One of the unique features of MachineSense voice platform is that it can apply both speaker recognition and speech recognition in the same
process. This is done by using the speaker recognition to identify the speaker, and then using the speech recognition to convert the spoken
utterance to text.
This possibility allows MachineSense to introduce, among other, a specific Liveness Detection method, which is based on checking in
real-time if the person speaking could respond to a time-limited challenge (such as "Please say the following 4 digits: 1234", or "Please
say the following words: Cat, House, Tree"). In this way, by presenting a random challenge to the user, we can prevent spoofs in form of
voice recordings.
More details about speech recognition
Third application type is the so-called Forensic matching. In this sub-platform, MachineSense is performing a matching of a current
voice sample / utterance with a large dataset of voice samples, in order to find a match. This is a very specific application, and is called
"forensic" because it is used with such purpose to identify if current speaker is a member of a "whitelist" or "blacklist" dataset.
After performing such search, MachineSense will return a list of matches, sorted by certain confidence levels where top-match(es) are assumed
to be possible "perpetrators".
This application is used in security, law enforcement, and other areas where it is important to identify a person based on his voice, after
comparing to the list of implicitly or explicitly enroled persons, and returning their ranking in such data-set.

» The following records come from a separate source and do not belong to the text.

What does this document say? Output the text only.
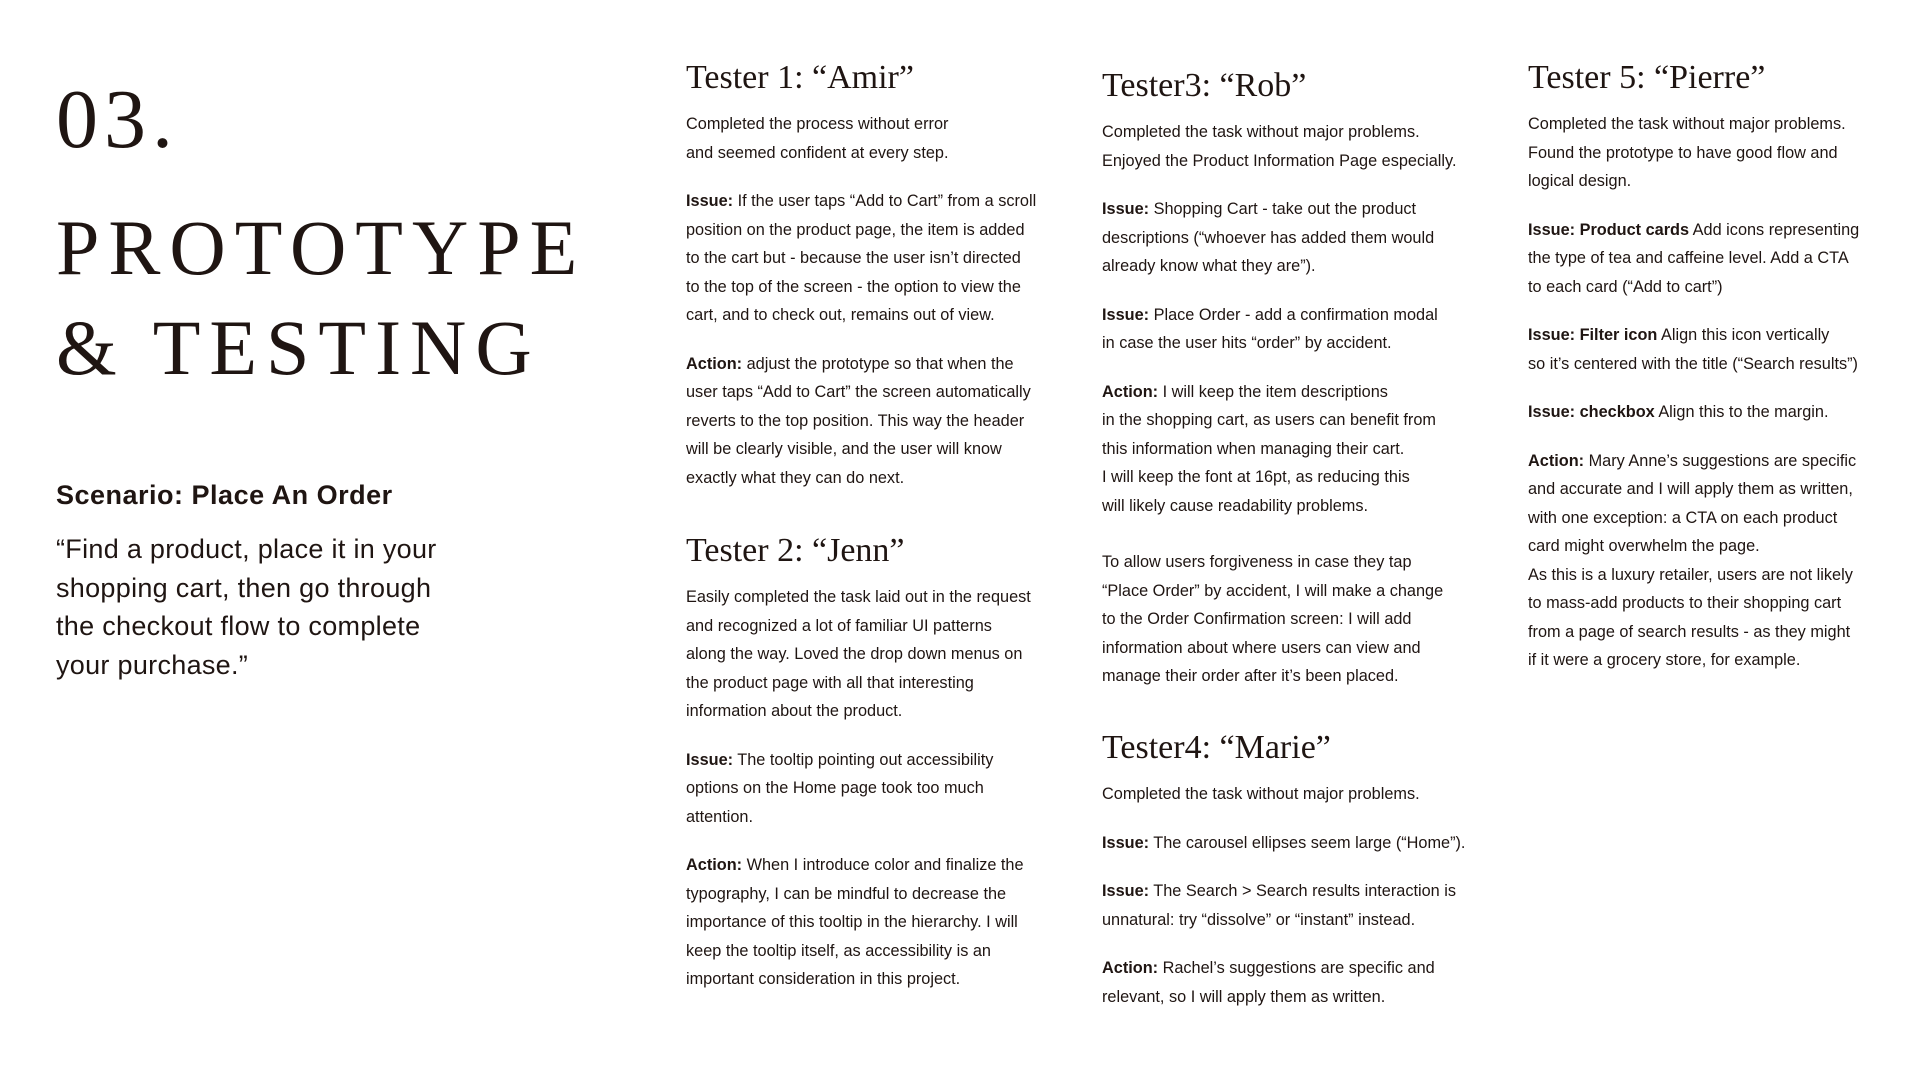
03.
PROTOTYPE
& TESTING
Scenario: Place An Order
“Find a product, place it in your shopping cart, then go through the checkout flow to complete your purchase.”
Tester 1: “Amir”

Completed the process without error
and seemed confident at every step.

Issue: If the user taps “Add to Cart” from a scroll
position on the product page, the item is added
to the cart but - because the user isn’t directed
to the top of the screen - the option to view the
cart, and to check out, remains out of view.

Action: adjust the prototype so that when the
user taps “Add to Cart” the screen automatically
reverts to the top position. This way the header
will be clearly visible, and the user will know
exactly what they can do next.

Tester 2: “Jenn”

Easily completed the task laid out in the request
and recognized a lot of familiar UI patterns
along the way. Loved the drop down menus on
the product page with all that interesting
information about the product.

Issue: The tooltip pointing out accessibility
options on the Home page took too much
attention.

Action: When I introduce color and finalize the
typography, I can be mindful to decrease the
importance of this tooltip in the hierarchy. I will
keep the tooltip itself, as accessibility is an
important consideration in this project.

Tester3: “Rob”

Completed the task without major problems.
Enjoyed the Product Information Page especially.

Issue: Shopping Cart - take out the product
descriptions (“whoever has added them would
already know what they are”).

Issue: Place Order - add a confirmation modal
in case the user hits “order” by accident.

Action: I will keep the item descriptions
in the shopping cart, as users can benefit from
this information when managing their cart.
I will keep the font at 16pt, as reducing this
will likely cause readability problems.

To allow users forgiveness in case they tap
“Place Order” by accident, I will make a change
to the Order Confirmation screen: I will add
information about where users can view and
manage their order after it’s been placed.

Tester4: “Marie”

Completed the task without major problems.

Issue: The carousel ellipses seem large (“Home”).

Issue: The Search > Search results interaction is
unnatural: try “dissolve” or “instant” instead.

Action: Rachel’s suggestions are specific and
relevant, so I will apply them as written.

Tester 5: “Pierre”

Completed the task without major problems.
Found the prototype to have good flow and
logical design.

Issue: Product cards Add icons representing
the type of tea and caffeine level. Add a CTA
to each card (“Add to cart”)

Issue: Filter icon Align this icon vertically
so it’s centered with the title (“Search results”)

Issue: checkbox Align this to the margin.

Action: Mary Anne’s suggestions are specific
and accurate and I will apply them as written,
with one exception: a CTA on each product
card might overwhelm the page.
As this is a luxury retailer, users are not likely
to mass-add products to their shopping cart
from a page of search results - as they might
if it were a grocery store, for example.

Typical customers/partners for this application are law enforcement agencies, security companies, insurance companies (checking in databases
of known fraudsters or other offenders), etc.

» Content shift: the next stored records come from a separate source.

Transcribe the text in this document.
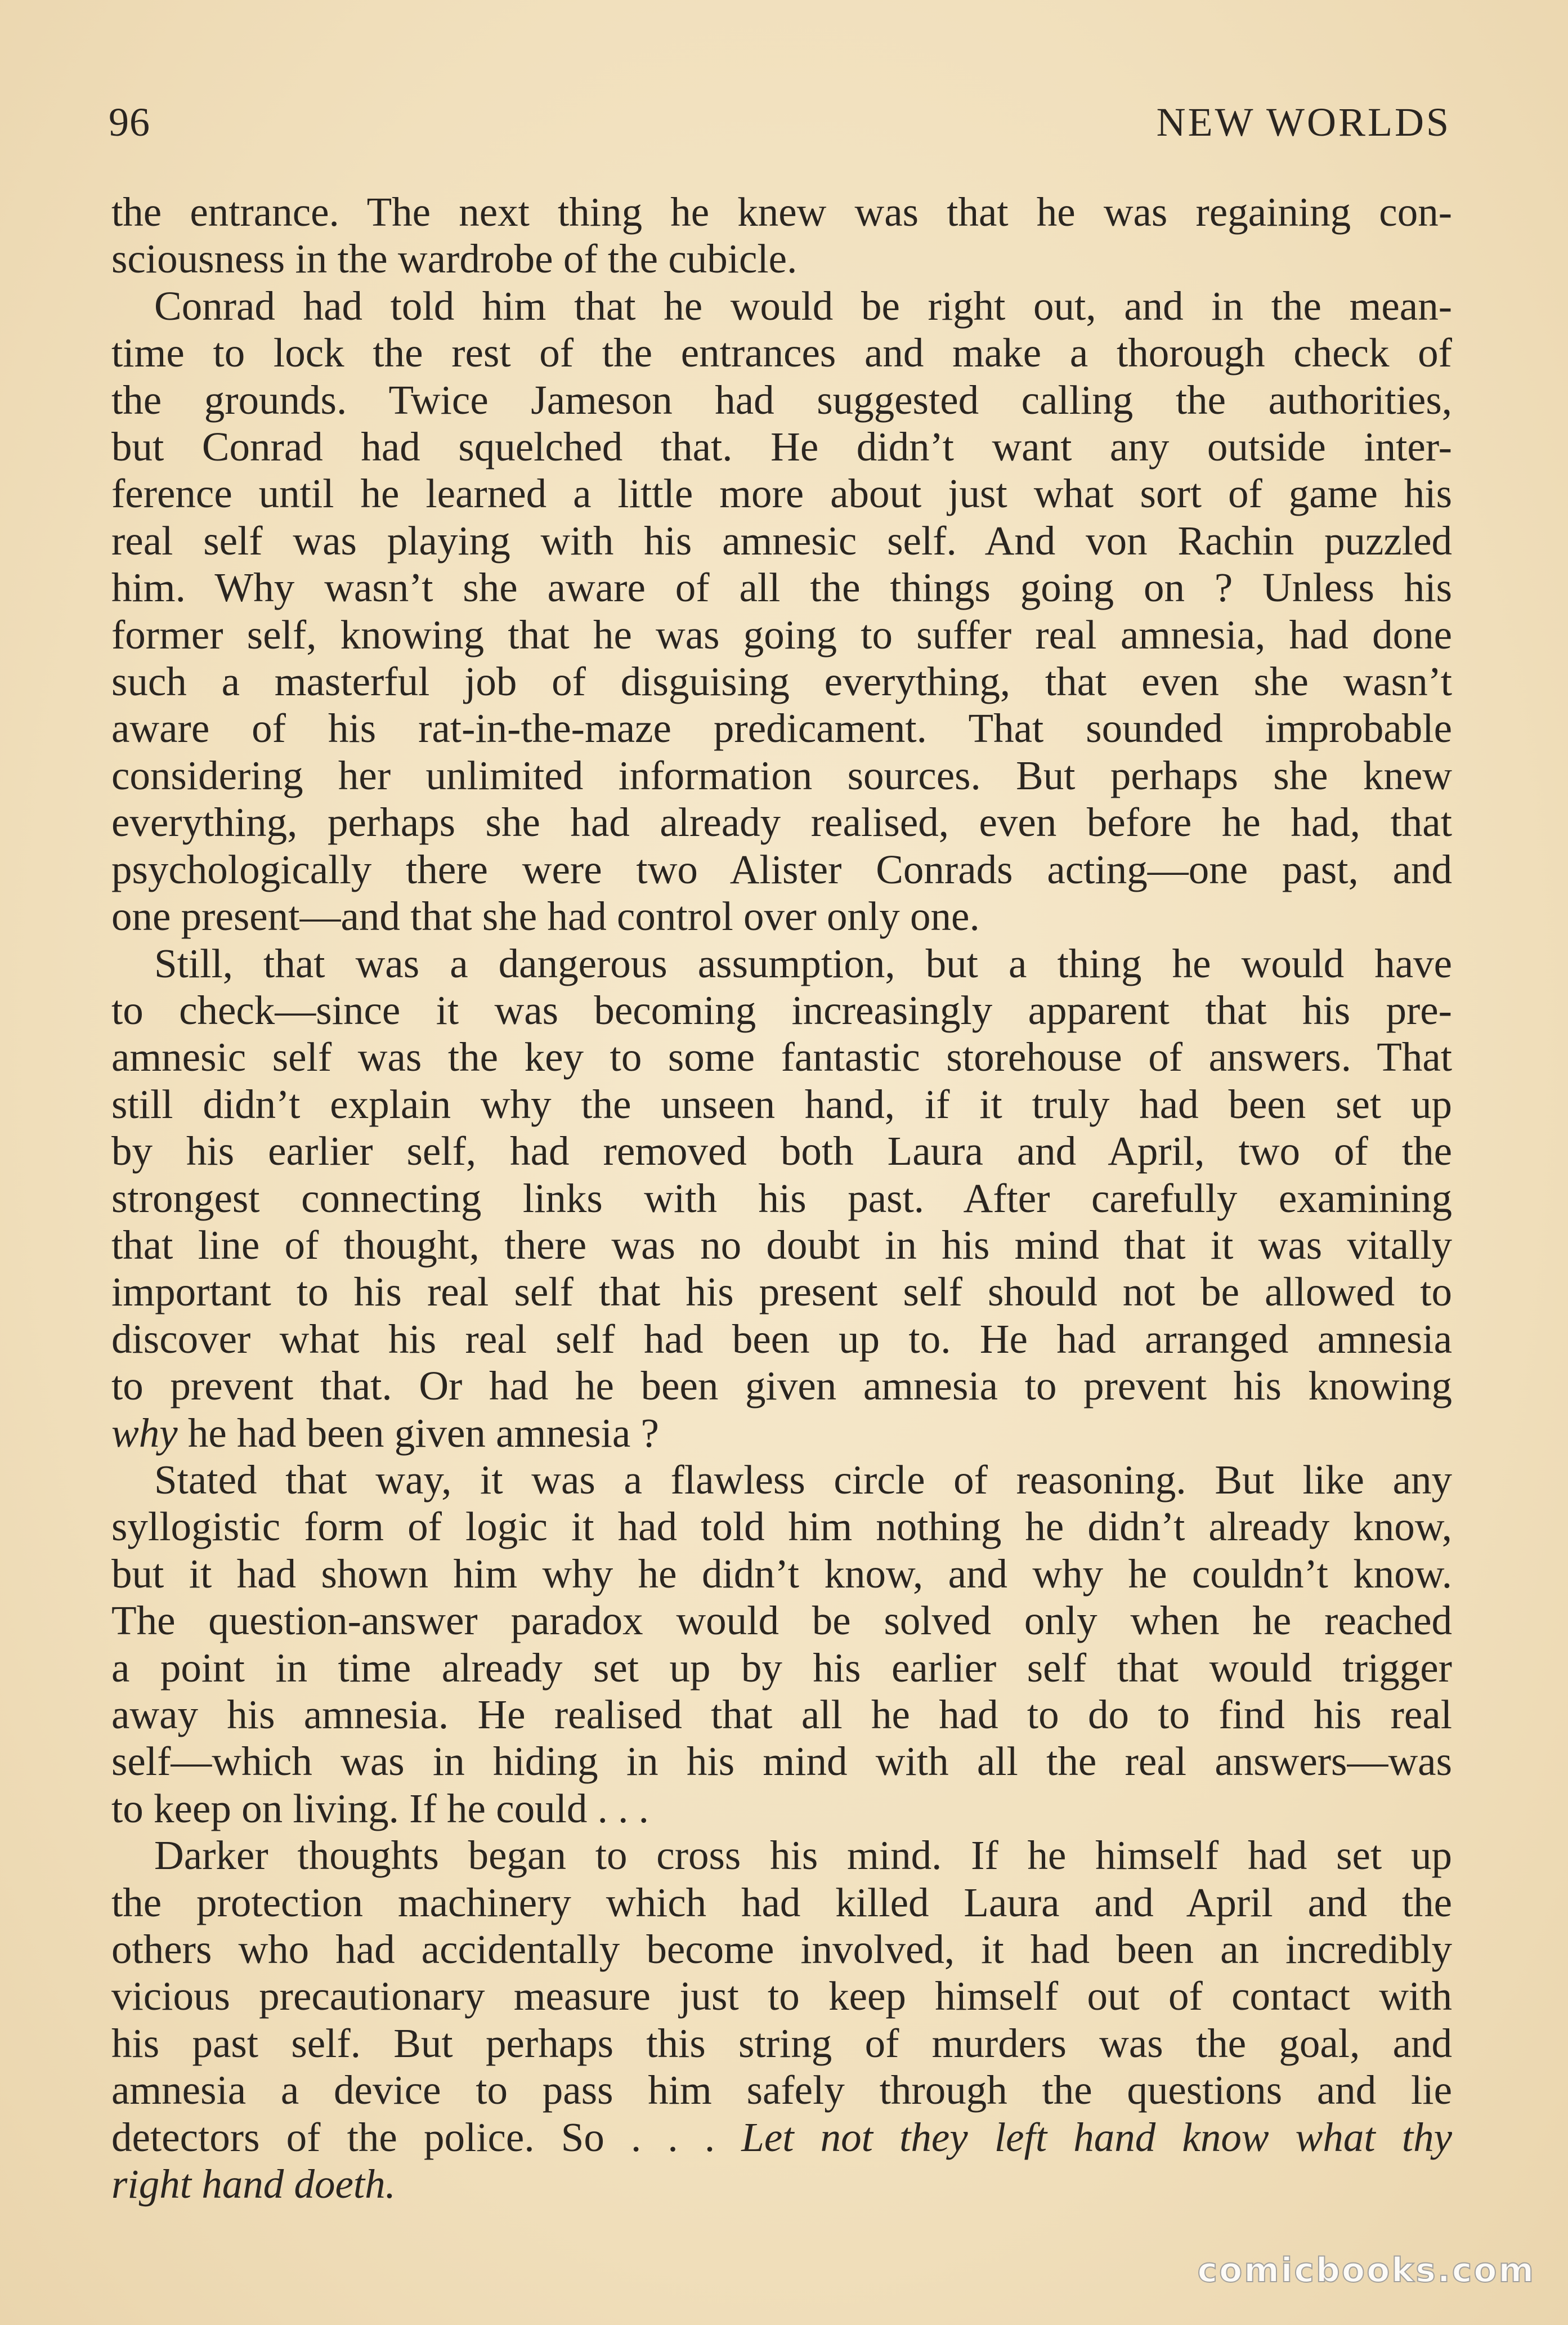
96	NEW WORLDS
the entrance. The next thing he knew was that he was regaining con-
sciousness in the wardrobe of the cubicle.
Conrad had told him that he would be right out, and in the mean-
time to lock the rest of the entrances and make a thorough check of
the grounds. Twice Jameson had suggested calling the authorities,
but Conrad had squelched that. He didn’t want any outside inter-
ference until he learned a little more about just what sort of game his
real self was playing with his amnesic self. And von Rachin puzzled
him. Why wasn’t she aware of all the things going on ? Unless his
former self, knowing that he was going to suffer real amnesia, had done
such a masterful job of disguising everything, that even she wasn’t
aware of his rat-in-the-maze predicament. That sounded improbable
considering her unlimited information sources. But perhaps she knew
everything, perhaps she had already realised, even before he had, that
psychologically there were two Alister Conrads acting—one past, and
one present—and that she had control over only one.
Still, that was a dangerous assumption, but a thing he would have
to check—since it was becoming increasingly apparent that his pre-
amnesic self was the key to some fantastic storehouse of answers. That
still didn’t explain why the unseen hand, if it truly had been set up
by his earlier self, had removed both Laura and April, two of the
strongest connecting links with his past. After carefully examining
that line of thought, there was no doubt in his mind that it was vitally
important to his real self that his present self should not be allowed to
discover what his real self had been up to. He had arranged amnesia
to prevent that. Or had he been given amnesia to prevent his knowing
why he had been given amnesia ?
Stated that way, it was a flawless circle of reasoning. But like any
syllogistic form of logic it had told him nothing he didn’t already know,
but it had shown him why he didn’t know, and why he couldn’t know.
The question-answer paradox would be solved only when he reached
a point in time already set up by his earlier self that would trigger
away his amnesia. He realised that all he had to do to find his real
self—which was in hiding in his mind with all the real answers—was
to keep on living. If he could . . .
Darker thoughts began to cross his mind. If he himself had set up
the protection machinery which had killed Laura and April and the
others who had accidentally become involved, it had been an incredibly
vicious precautionary measure just to keep himself out of contact with
his past self. But perhaps this string of murders was the goal, and
amnesia a device to pass him safely through the questions and lie
detectors of the police. So . . . Let not they left hand know what thy
right hand doeth.
comicbooks.com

More details about forensic matching
MachineSense is a company that is very much aware of the importance of privacy and protection of personal data. We are also aware of the
importance of compliance with the GDPR and other privacy regulations.
As such, we have implemented a number of measures to ensure that our customers and partners are able to use our services in a way that is
compliant with the GDPR and other privacy regulations.
We have also implemented a number of measures to ensure that our own internal processes are compliant with the GDPR and other privacy
regulations.
Similarly to face recognition, in our Voice API we are not storing any voice samples, but we only process the voice-samples / utterances, and work only on the voiceprints. Voiceprints are vectors (arrays of numbers) which on itself do not contain any personal data. They are non-PII (non-personally-identifiable information).
By default, those voice-vectors are NOT stored on our side (as well as any other data), but are instead returned to you, the customer, to store enrolment and verification data on your side, possibly together with the other user-identification data.
MachineSense will only provide you the biometric- and other voice-processing methods, which are operating as simply remote real-time functions, and we will not inject ourselves between you and your users. This means that all the privacy- and GDPR- related measures you might be implementing will not be disturbed anyhow by our services.